Une hygiène mesurée pour notre langue !
Le brossage de la langue ne doit pas être systématique au quotidien et doit être préconisé dans un cadre thérapeutique précis. En assurant ses fonctions, la langue s’auto-nettoie régulièrement : une personne déglutit la salive en moyenne 1.500 à 2.000 fois par jour. A chaque fois, la langue recouverte de salive frotte le palais.
 
La nature est bien faite : grâce à l’auto-nettoyage, la prolifération bactérienne est entravée et les bactéries qui restent fixées sur la langue continuent de nous protéger. Ainsi, le brossage d’une langue saine n’est pas justifié, cela peut altérer sa surface et déséquilibrer les relations entre les populations bactériennes.
 
A contrario, le brossage de la langue est bénéfique dans certaines situations :
- Lorsque la langue est chargée d’un enduit blanchâtre : cette situation clinique se rencontre généralement en cas de diminution de la salivation, de la mastication ou d’épisodes fébriles et infectieux des vois aérodigestives supérieures.

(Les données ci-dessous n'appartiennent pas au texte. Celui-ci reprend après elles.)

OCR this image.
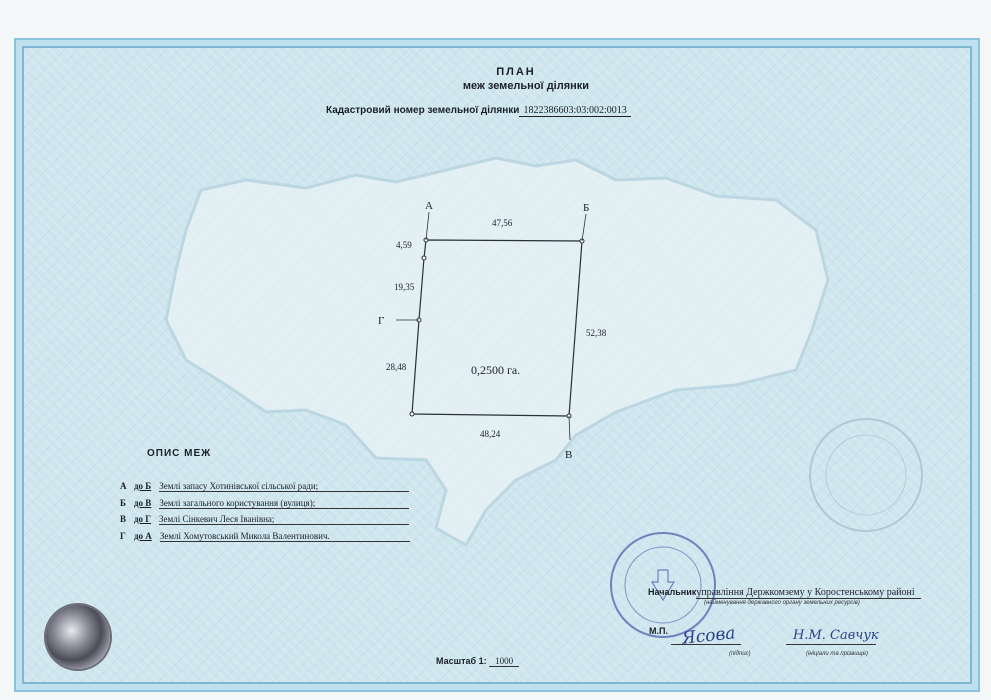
А	Б
В
Г
47,56
52,38
48,24
4,59
19,35
28,48	0,2500 га.
ПЛАН
меж земельної ділянки
Кадастровий номер земельної ділянки 1822386603:03:002:0013
ОПИС МЕЖ
А до Б Землі запасу Хотинівської сільської ради;
Б до В Землі загального користування (вулиця);
В до Г Землі Сінкевич Леся Іванівна;
Г до А Землі Хомутовський Микола Валентинович.
Начальникуправління Держкомзему у Коростенському районі
(найменування державного органу земельних ресурсів)
М.П. Ясова	Н.М. Савчук
(підпис)	(ініціали та прізвище)
Масштаб 1: 1000
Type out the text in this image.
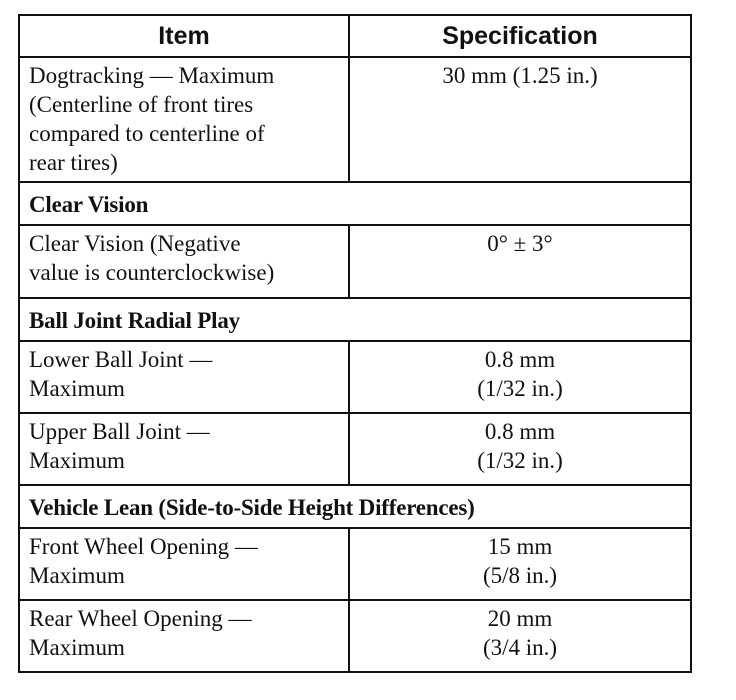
Item	Specification

Dogtracking — Maximum
(Centerline of front tires
compared to centerline of
rear tires)	30 mm (1.25 in.)

Clear Vision	

Clear Vision (Negative
value is counterclockwise)	0° ± 3°

Ball Joint Radial Play	

Lower Ball Joint —
Maximum	0.8 mm
(1/32 in.)

Upper Ball Joint —
Maximum	0.8 mm
(1/32 in.)

Vehicle Lean (Side-to-Side Height Differences)	

Front Wheel Opening —
Maximum	15 mm
(5/8 in.)

Rear Wheel Opening —
Maximum	20 mm
(3/4 in.)
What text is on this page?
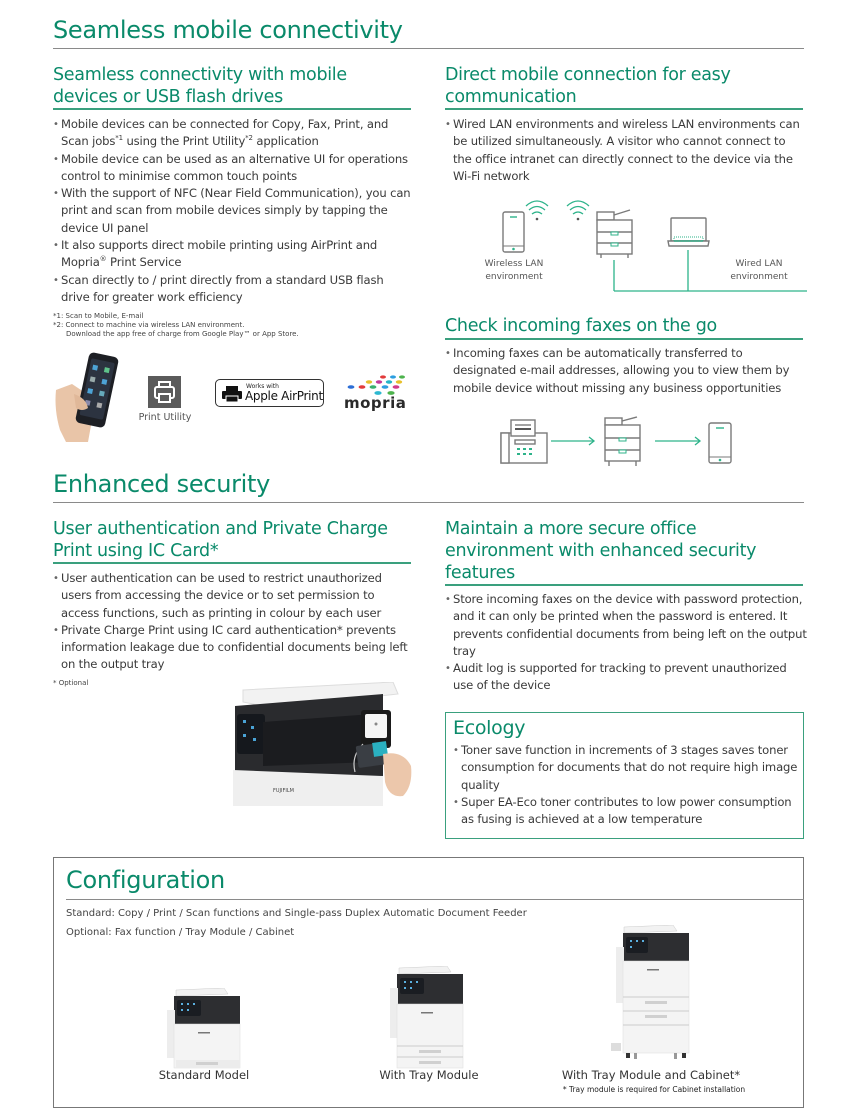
Seamless mobile connectivity
Seamless connectivity with mobile
devices or USB flash drives
• Mobile devices can be connected for Copy, Fax, Print, and Scan jobs$^{*1}$ using the Print Utility$^{*2}$ application
• Mobile device can be used as an alternative UI for operations control to minimise common touch points
• With the support of NFC (Near Field Communication), you can print and scan from mobile devices simply by tapping the device UI panel
• It also supports direct mobile printing using AirPrint and Mopria® Print Service
• Scan directly to / print directly from a standard USB flash drive for greater work efficiency
*1: Scan to Mobile, E-mail
*2: Connect to machine via wireless LAN environment.
Download the app free of charge from Google Play™ or App Store.
Print Utility
Works with
Apple AirPrint mopria
Direct mobile connection for easy
communication
• Wired LAN environments and wireless LAN environments can be utilized simultaneously. A visitor who cannot connect to the office intranet can directly connect to the device via the Wi-Fi network
Wireless LAN
environment
Wired LAN
environment
Check incoming faxes on the go
• Incoming faxes can be automatically transferred to designated e-mail addresses, allowing you to view them by mobile device without missing any business opportunities
Enhanced security
User authentication and Private Charge
Print using IC Card*
• User authentication can be used to restrict unauthorized users from accessing the device or to set permission to access functions, such as printing in colour by each user
• Private Charge Print using IC card authentication* prevents information leakage due to confidential documents being left on the output tray
* Optional
FUJIFILM
Maintain a more secure office
environment with enhanced security
features
• Store incoming faxes on the device with password protection, and it can only be printed when the password is entered. It prevents confidential documents from being left on the output tray
• Audit log is supported for tracking to prevent unauthorized use of the device
Ecology
• Toner save function in increments of 3 stages saves toner consumption for documents that do not require high image quality
• Super EA-Eco toner contributes to low power consumption as fusing is achieved at a low temperature
Configuration
Standard: Copy / Print / Scan functions and Single-pass Duplex Automatic Document Feeder
Optional: Fax function / Tray Module / Cabinet
Standard Model	With Tray Module	With Tray Module and Cabinet*
* Tray module is required for Cabinet installation
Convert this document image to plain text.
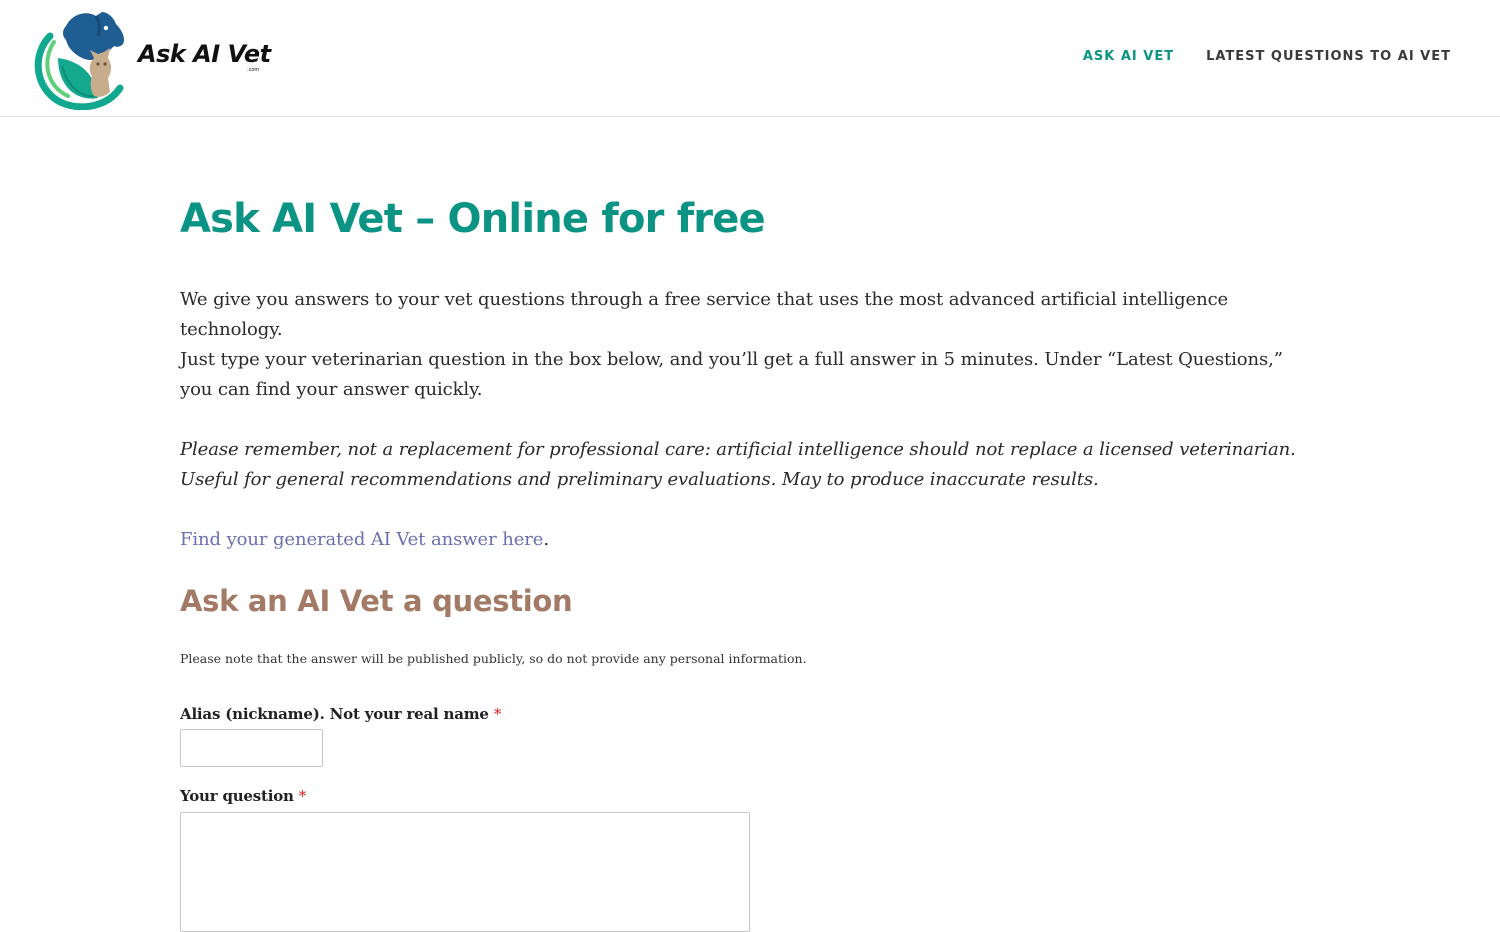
Ask AI Vet
.com
ASK AI VET LATEST QUESTIONS TO AI VET
Ask AI Vet – Online for free

We give you answers to your vet questions through a free service that uses the most advanced artificial intelligence technology.

Just type your veterinarian question in the box below, and you’ll get a full answer in 5 minutes. Under “Latest Questions,” you can find your answer quickly.

Please remember, not a replacement for professional care: artificial intelligence should not replace a licensed veterinarian. Useful for general recommendations and preliminary evaluations. May to produce inaccurate results.

Find your generated AI Vet answer here.

Ask an AI Vet a question

Please note that the answer will be published publicly, so do not provide any personal information.

Alias (nickname). Not your real name *
Your question *
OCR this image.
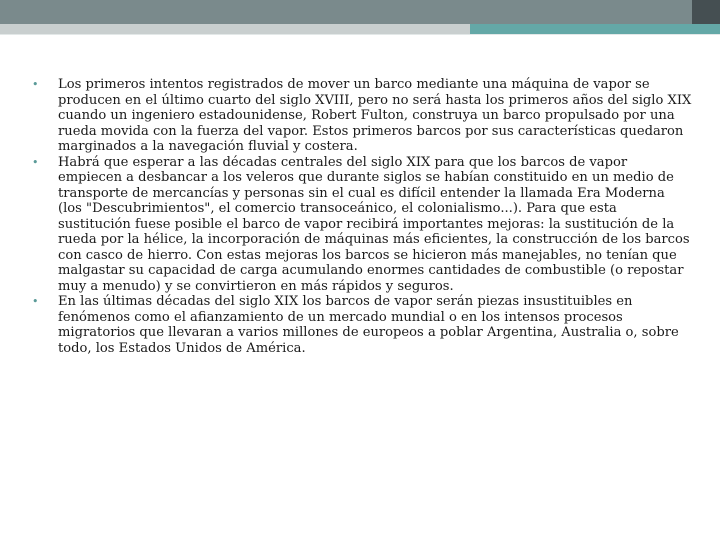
• Los primeros intentos registrados de mover un barco mediante una máquina de vapor se producen en el último cuarto del siglo XVIII, pero no será hasta los primeros años del siglo XIX cuando un ingeniero estadounidense, Robert Fulton, construya un barco propulsado por una rueda movida con la fuerza del vapor. Estos primeros barcos por sus características quedaron marginados a la navegación fluvial y costera.
• Habrá que esperar a las décadas centrales del siglo XIX para que los barcos de vapor empiecen a desbancar a los veleros que durante siglos se habían constituido en un medio de transporte de mercancías y personas sin el cual es difícil entender la llamada Era Moderna (los "Descubrimientos", el comercio transoceánico, el colonialismo...). Para que esta sustitución fuese posible el barco de vapor recibirá importantes mejoras: la sustitución de la rueda por la hélice, la incorporación de máquinas más eficientes, la construcción de los barcos con casco de hierro. Con estas mejoras los barcos se hicieron más manejables, no tenían que malgastar su capacidad de carga acumulando enormes cantidades de combustible (o repostar muy a menudo) y se convirtieron en más rápidos y seguros.
• En las últimas décadas del siglo XIX los barcos de vapor serán piezas insustituibles en fenómenos como el afianzamiento de un mercado mundial o en los intensos procesos migratorios que llevaran a varios millones de europeos a poblar Argentina, Australia o, sobre todo, los Estados Unidos de América.
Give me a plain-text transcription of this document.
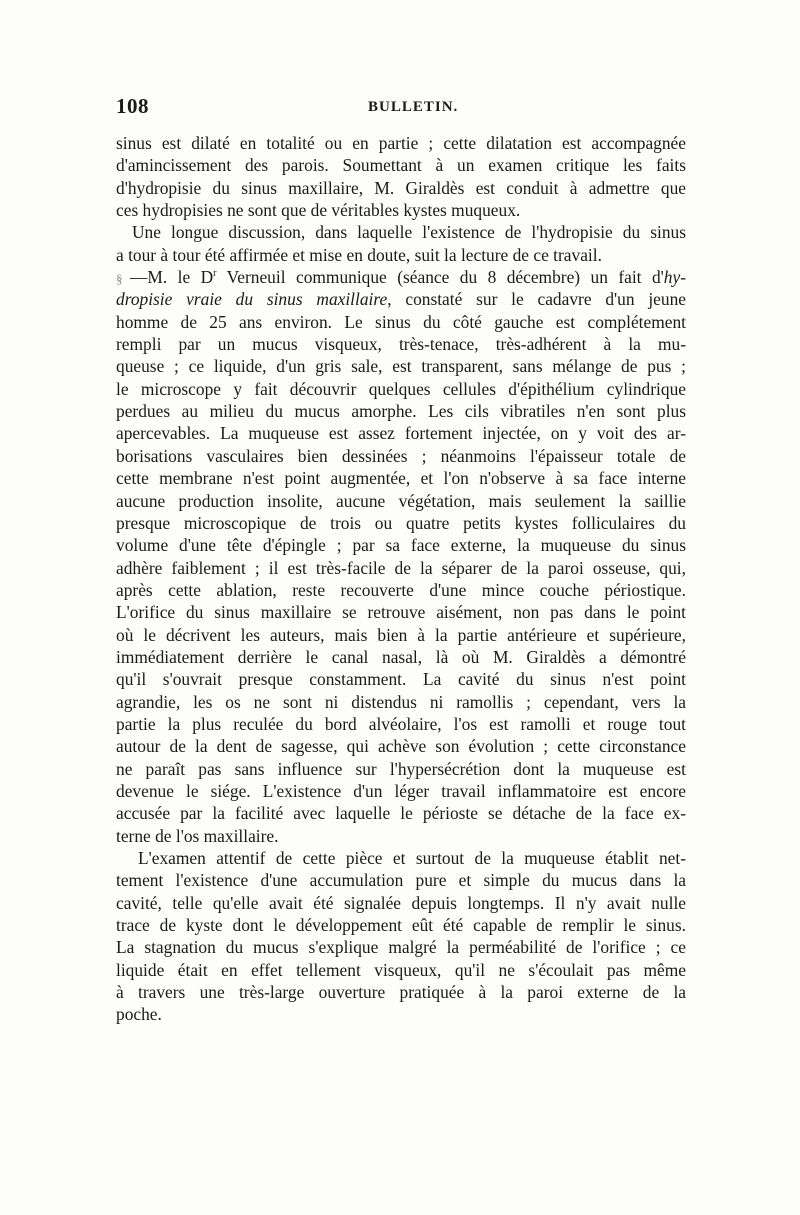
108	BULLETIN.
sinus est dilaté en totalité ou en partie ; cette dilatation est accompagnée
d'amincissement des parois. Soumettant à un examen critique les faits
d'hydropisie du sinus maxillaire, M. Giraldès est conduit à admettre que
ces hydropisies ne sont que de véritables kystes muqueux.
Une longue discussion, dans laquelle l'existence de l'hydropisie du sinus
a tour à tour été affirmée et mise en doute, suit la lecture de ce travail.
§ —M. le $D^r$ Verneuil communique (séance du 8 décembre) un fait d'hy-
dropisie vraie du sinus maxillaire, constaté sur le cadavre d'un jeune
homme de 25 ans environ. Le sinus du côté gauche est complétement
rempli par un mucus visqueux, très-tenace, très-adhérent à la mu-
queuse ; ce liquide, d'un gris sale, est transparent, sans mélange de pus ;
le microscope y fait découvrir quelques cellules d'épithélium cylindrique
perdues au milieu du mucus amorphe. Les cils vibratiles n'en sont plus
apercevables. La muqueuse est assez fortement injectée, on y voit des ar-
borisations vasculaires bien dessinées ; néanmoins l'épaisseur totale de
cette membrane n'est point augmentée, et l'on n'observe à sa face interne
aucune production insolite, aucune végétation, mais seulement la saillie
presque microscopique de trois ou quatre petits kystes folliculaires du
volume d'une tête d'épingle ; par sa face externe, la muqueuse du sinus
adhère faiblement ; il est très-facile de la séparer de la paroi osseuse, qui,
après cette ablation, reste recouverte d'une mince couche périostique.
L'orifice du sinus maxillaire se retrouve aisément, non pas dans le point
où le décrivent les auteurs, mais bien à la partie antérieure et supérieure,
immédiatement derrière le canal nasal, là où M. Giraldès a démontré
qu'il s'ouvrait presque constamment. La cavité du sinus n'est point
agrandie, les os ne sont ni distendus ni ramollis ; cependant, vers la
partie la plus reculée du bord alvéolaire, l'os est ramolli et rouge tout
autour de la dent de sagesse, qui achève son évolution ; cette circonstance
ne paraît pas sans influence sur l'hypersécrétion dont la muqueuse est
devenue le siége. L'existence d'un léger travail inflammatoire est encore
accusée par la facilité avec laquelle le périoste se détache de la face ex-
terne de l'os maxillaire.
L'examen attentif de cette pièce et surtout de la muqueuse établit net-
tement l'existence d'une accumulation pure et simple du mucus dans la
cavité, telle qu'elle avait été signalée depuis longtemps. Il n'y avait nulle
trace de kyste dont le développement eût été capable de remplir le sinus.
La stagnation du mucus s'explique malgré la perméabilité de l'orifice ; ce
liquide était en effet tellement visqueux, qu'il ne s'écoulait pas même
à travers une très-large ouverture pratiquée à la paroi externe de la
poche.
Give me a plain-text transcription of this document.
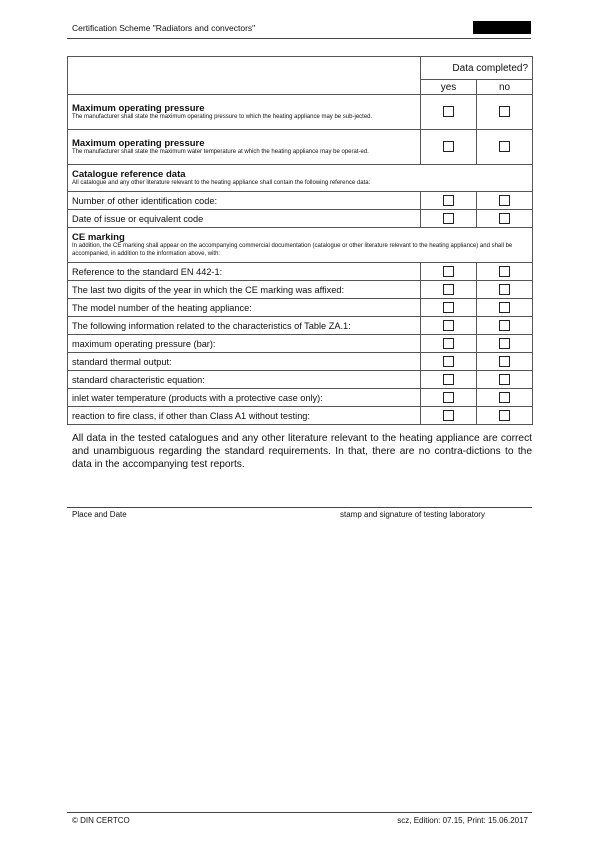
Certification Scheme "Radiators and convectors"
	Data completed?	
	yes	no

Maximum operating pressure
The manufacturer shall state the maximum operating pressure to which the heating appliance may be sub-jected.		

Maximum operating pressure
The manufacturer shall state the maximum water temperature at which the heating appliance may be operat-ed.		

Catalogue reference data
All catalogue and any other literature relevant to the heating appliance shall contain the following reference data:		

Number of other identification code:		
Date of issue or equivalent code		

CE marking
In addition, the CE marking shall appear on the accompanying commercial documentation (catalogue or other literature relevant to the heating appliance) and shall be accompanied, in addition to the information above, with:		

Reference to the standard EN 442-1:		
The last two digits of the year in which the CE marking was affixed:		
The model number of the heating appliance:		
The following information related to the characteristics of Table ZA.1:		
maximum operating pressure (bar):		
standard thermal output:		
standard characteristic equation:		
inlet water temperature (products with a protective case only):		
reaction to fire class, if other than Class A1 without testing:		
All data in the tested catalogues and any other literature relevant to the heating appliance are correct and unambiguous regarding the standard requirements. In that, there are no contra-dictions to the data in the accompanying test reports.
Place and Date	stamp and signature of testing laboratory
© DIN CERTCO	scz, Edition: 07.15, Print: 15.06.2017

- Lorsque la langue est villeuse. Cette situation est fréquente chez les fumeurs qui salivent moins que les non-fumeurs. Les papilles agressées par le tabac s’allongent ce qui favorise la rétention des débris et des bactéries ; elles se chargent en kératine et deviennent blanches. Elles peuvent ensuite se colorer en brun ou noir à cause du tabac ou si l’on abuse de bain de bouche antiseptique.
 
- En cas d’halitose d’origine buccale (mauvaise haleine) : dans 85-90% des cas d’halitose, l’origine est buccale. Plus concrètement, la mauvaise haleine s‘explique par l’accumulation des dépôts bactériens sur les dents, les prothèses mal entretenues et sur les muqueuses dont la face dorsale de la langue. Elle est provoquée par l’émanation de composés sulfurés volatils (CSV) malodorants.
 
Il s’agit principalement du sulfure d’hydrogène, du méthylmercaptan et de diamines (putrescine, cadavérine) qui sont produits par de nombreuses bactéries. Associé à un brossage des dents, le brossage de la langue diminue alors de façon significative la production des CSV par rapport à un brossage dentaire seul. Toutefois, les mesures d’hygiène peuvent se révéler insuffisantes en cas d’halitose chronique prononcée nécessitant une consultation chez un chirurgien-dentiste.
 
Comment brosser sa langue ?
Quand la situation le nécessite, le brossage doit être doux pour ne pas abîmer les papilles. Il concerne surtout les deux-tiers antérieurs de la face dorsale ce qui limite l’efficacité de la procédure (le brossage du 1/3 postérieur dorsal entraine inexorablement un réflexe nauséeux !). Il peut être effectué avec une brosse à dents ultra douce ou avec des racleurs spécifiques dédiés uniquement à cet usage.
 
Les baisers : bons ou mauvais pour la langue
Le baiser à la française ou french kiss consiste à s'embrasser avec la langue. Cet échange de salive n'est pas tout à fait sans risque d'un point de vue médical. D'innombrables microbes, pathogènes ou non, peuvent être contenus dans la salive, ou portés par la peau des lèvres. Sans prétendre à l'exhaustivité, les baisers peuvent transmettre une longue liste de maladies infectieuses. Cela va de la rhinopharyngite à la tuberculose, en passant par la grippe, les angines, la mononucléose infectieuse, la diphtérie, les oreillons, la rougeole, la rubéole, l'hépatite A, la méningite, la varicelle, l'herpès, la coqueluche, la scarlatine, les gastro-entérites, etc.
 
Toutes ces possibilités de contagion ne devraient pas décourager les amoureux. Étant donné le nombre de bises ou de baisers échangés chaque jour dans le monde, chacun peut constater que le risque infectieux est très faible. Il ne devrait donc pas décourager les gens de continuer à s'embrasser. Et c'est tant mieux.